Zoom link: https://princeton.zoom.us/j/9317908194
Committee Members: Tri Dao (advisor), Ravi Netravali, Kai Li
Abstract:
Mixture-of-Experts (MoE) models have emerged as the dominant architecture for scaling language models without proportional increases in training compute. Recent frontier MoE models exhibit a clear trend toward fine-grained experts (smaller intermediate dimension) and higher sparsity (more total experts at constant activated count), which improve model quality per FLOP but introduce significant hardware inefficiencies. Activation memory grows linearly with expert granularity, arithmetic intensity drops as experts become smaller and sparser, and grouped GEMM kernels waste compute on tile-size padding when each expert receives few tokens. These costs compound on modern GPUs, where memory bandwidth rather than tensor-core throughput often determines kernel runtime.
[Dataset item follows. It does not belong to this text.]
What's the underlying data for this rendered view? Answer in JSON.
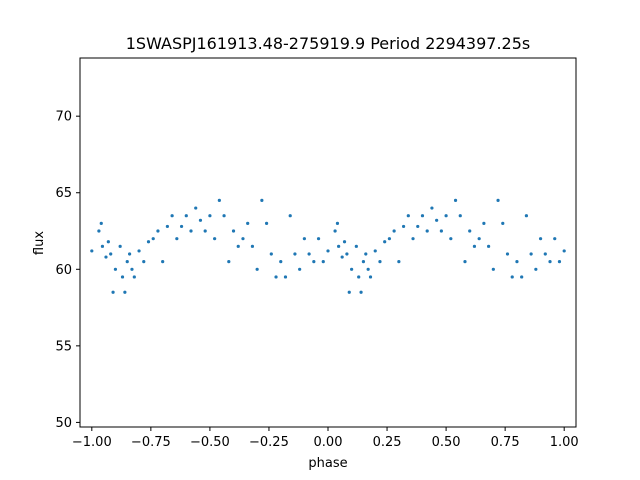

In this talk, I will present SonicMoE, a hardware/algorithm co-design that addresses these challenges through three contributions. First, I will derive an activation memory-efficient MoE algorithm for fine-grained MoEs by avoiding materialization of any intermediate tensor whose size scales with the number of activated experts. Second, I will describe IO-aware grouped GEMM kernels for both NVIDIA Hopper and Blackwell GPUs that fuse gather operations with global-memory loads, fuse activation functions with the GEMM epilogue, and hide memory IO behind tensor-core computation through Ping-Pong scheduling on Hopper and Tensor Memory double-buffering on Blackwell. Third, I will introduce a tile-aware token rounding routing method that eliminates compute wasted on grouped-GEMM padding under highly sparse MoE settings while preserving downstream task performance. For a 7B fine-grained MoE on H100 GPUs, SonicMoE reduces activation memory by 45% and improves forward-pass throughput by 1.86× over ScatterMoE, achieving training throughput on 64 H100s comparable to ScatterMoE on 96 H100s. I will further outline ongoing research for extending these IO-aware optimization techniques to expert parallelism and low-precision training in MXFP8.
Reading List:
https://docs.google.com/document/d/1RiC19A195_AGxRByVPD304wK79JY2hEm7kW1hYdnwOc/edit?usp=sharing
Everyone is invited to attend the talk, and those faculty wishing to remain for the oral exam following are welcome to do so.